While the larger CDN vendors targeting the media and entertainment market are still having problems growing their business, over in the enterprise vertical, many vendors involved with the video ecosystem inside the firewall continue to grow. The latest is Ignite Technologies, who last week told me they have now been "profitable for the last few quarters" and are "roughly cash flow break-even". Based on my estimates, Ignite should have revenue of between $11-$15M for 2009. The company has raised a total of $28M to date.
While Ignite and many of the other vendors in the enterprise video sector aren't doing anywhere near the revenue when compared to vendors that target the M&E vertical, the solution and value proposition they are selling is completely different. The growth of enterprise video is not dependent on ad formats, online video ad adoption, content syndication models or whether or not someone is willing to buy content. Video inside the enterprise continues to flourish as it has a very clear and concise value proposition. While the poor economy clearly has an impact on all vendors, in every vertical, companies like Ignite that are laser focused on enterprise video solutions, say that over the past few months, customers have been getting better with their budgets and money is starting to loosen up.
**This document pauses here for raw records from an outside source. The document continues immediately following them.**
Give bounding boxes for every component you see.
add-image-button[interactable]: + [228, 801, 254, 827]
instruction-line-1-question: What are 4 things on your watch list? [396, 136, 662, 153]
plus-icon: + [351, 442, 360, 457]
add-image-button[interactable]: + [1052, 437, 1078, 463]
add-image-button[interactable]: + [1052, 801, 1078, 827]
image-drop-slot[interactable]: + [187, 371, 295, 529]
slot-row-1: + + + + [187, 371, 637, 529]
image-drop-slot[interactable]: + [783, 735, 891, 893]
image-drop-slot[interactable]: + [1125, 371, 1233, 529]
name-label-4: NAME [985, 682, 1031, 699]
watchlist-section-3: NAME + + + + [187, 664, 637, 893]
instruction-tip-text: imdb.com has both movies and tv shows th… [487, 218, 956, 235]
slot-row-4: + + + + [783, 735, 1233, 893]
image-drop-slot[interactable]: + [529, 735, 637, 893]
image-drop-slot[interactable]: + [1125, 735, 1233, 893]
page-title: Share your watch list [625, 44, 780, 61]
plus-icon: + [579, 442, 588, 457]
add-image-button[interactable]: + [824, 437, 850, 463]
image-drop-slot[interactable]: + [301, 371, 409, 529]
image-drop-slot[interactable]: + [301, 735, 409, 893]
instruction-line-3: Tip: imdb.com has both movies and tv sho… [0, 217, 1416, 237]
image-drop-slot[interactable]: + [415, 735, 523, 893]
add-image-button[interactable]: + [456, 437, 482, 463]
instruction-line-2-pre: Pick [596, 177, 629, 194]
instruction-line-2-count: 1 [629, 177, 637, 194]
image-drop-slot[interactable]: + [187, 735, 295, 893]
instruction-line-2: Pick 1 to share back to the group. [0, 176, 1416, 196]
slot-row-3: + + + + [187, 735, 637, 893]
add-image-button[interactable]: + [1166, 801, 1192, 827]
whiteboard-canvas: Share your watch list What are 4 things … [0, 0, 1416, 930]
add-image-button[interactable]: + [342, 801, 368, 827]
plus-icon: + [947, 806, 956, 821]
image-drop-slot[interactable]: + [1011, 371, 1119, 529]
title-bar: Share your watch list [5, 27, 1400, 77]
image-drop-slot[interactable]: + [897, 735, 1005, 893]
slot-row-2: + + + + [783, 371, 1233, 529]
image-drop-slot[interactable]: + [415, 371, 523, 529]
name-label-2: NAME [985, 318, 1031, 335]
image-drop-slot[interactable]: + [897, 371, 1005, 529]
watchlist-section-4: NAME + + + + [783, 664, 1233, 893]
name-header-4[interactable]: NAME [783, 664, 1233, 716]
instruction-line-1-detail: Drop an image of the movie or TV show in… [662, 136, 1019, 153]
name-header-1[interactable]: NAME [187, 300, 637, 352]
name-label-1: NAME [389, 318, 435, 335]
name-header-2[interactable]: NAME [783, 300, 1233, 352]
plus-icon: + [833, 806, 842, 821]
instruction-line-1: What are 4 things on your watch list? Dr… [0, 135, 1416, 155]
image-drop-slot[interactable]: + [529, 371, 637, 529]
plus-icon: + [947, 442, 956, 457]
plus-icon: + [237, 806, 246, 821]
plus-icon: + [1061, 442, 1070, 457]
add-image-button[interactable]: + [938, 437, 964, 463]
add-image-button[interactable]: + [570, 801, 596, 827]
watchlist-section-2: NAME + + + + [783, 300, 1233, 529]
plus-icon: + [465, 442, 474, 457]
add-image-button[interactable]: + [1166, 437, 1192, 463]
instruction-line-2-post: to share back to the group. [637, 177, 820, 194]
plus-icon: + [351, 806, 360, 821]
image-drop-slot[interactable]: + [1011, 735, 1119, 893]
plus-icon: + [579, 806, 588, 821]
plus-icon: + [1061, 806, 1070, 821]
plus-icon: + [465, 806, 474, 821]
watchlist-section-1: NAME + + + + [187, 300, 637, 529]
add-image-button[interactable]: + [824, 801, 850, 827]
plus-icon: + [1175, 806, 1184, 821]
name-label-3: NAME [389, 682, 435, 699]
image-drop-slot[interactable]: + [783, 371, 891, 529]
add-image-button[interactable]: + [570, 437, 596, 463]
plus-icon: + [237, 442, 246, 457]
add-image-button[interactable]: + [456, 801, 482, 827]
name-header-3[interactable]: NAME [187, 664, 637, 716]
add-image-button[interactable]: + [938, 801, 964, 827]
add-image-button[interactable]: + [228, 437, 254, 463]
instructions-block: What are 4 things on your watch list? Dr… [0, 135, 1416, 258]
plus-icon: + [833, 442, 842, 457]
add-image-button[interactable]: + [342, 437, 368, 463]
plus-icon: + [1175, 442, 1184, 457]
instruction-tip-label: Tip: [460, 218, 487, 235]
Ignite and many other enterprise video vendors also tell me that they are starting to see more RFPs in the market and continue to close deals that have a higher value. In the past few months, Ignite has closed at least half a dozen deals with companies that are all global multi-billion dollar corporations with very well knows brands. While I can't disclose who those customer wins are just yet, Ignite said many of them will be announced to the media by the end of the year. Ignite now counts roughly 50 enterprise companies as customers and said they now have over a million seats deployed, which is classified as their client being installed on the desktop or a mobile device. While still small, roughly 50 employees, they key here is that many companies like Ignite that are focused and very good at only targeting a specific vertical or ecosystem component, can succeed in the market. Ignite also mentioned that a good portion of their sales comes from a lot of referral and channel partners, an industry wide trend I wrote about a few months back.
While many vendors in the market continue to want to be the biggest or show signs of double digit revenue growth each quarter, many vendors like Ignite and others quietly continue to grow their business is a vertical that rarely gets any recognition. Video inside the enterprise is typically not very sexy, much of the content can be quite boring, but it's content that plays an essential role in the way Fortune 500 companies communicate with their employees, partners and customers.
Compared to many of the vendors selling into the M&E vertical, vendors selling into the enterprise space tend to change their strategy quickly to reflect the ever changing market conditions. A great example of this is when the market got bad and customers were not spending six figures to try out a solution, many vendors started offering SaaS based services that enabled customers to try out the offering without having to spend a lot of money or do a long integration. Vendors in this space tend to be a lot more quick and nimble, partly because of their size, but also because of their mentality. I think a lot of other vendors targeting the M&E space could learn a lesson or two from some of the enterprise video vendors.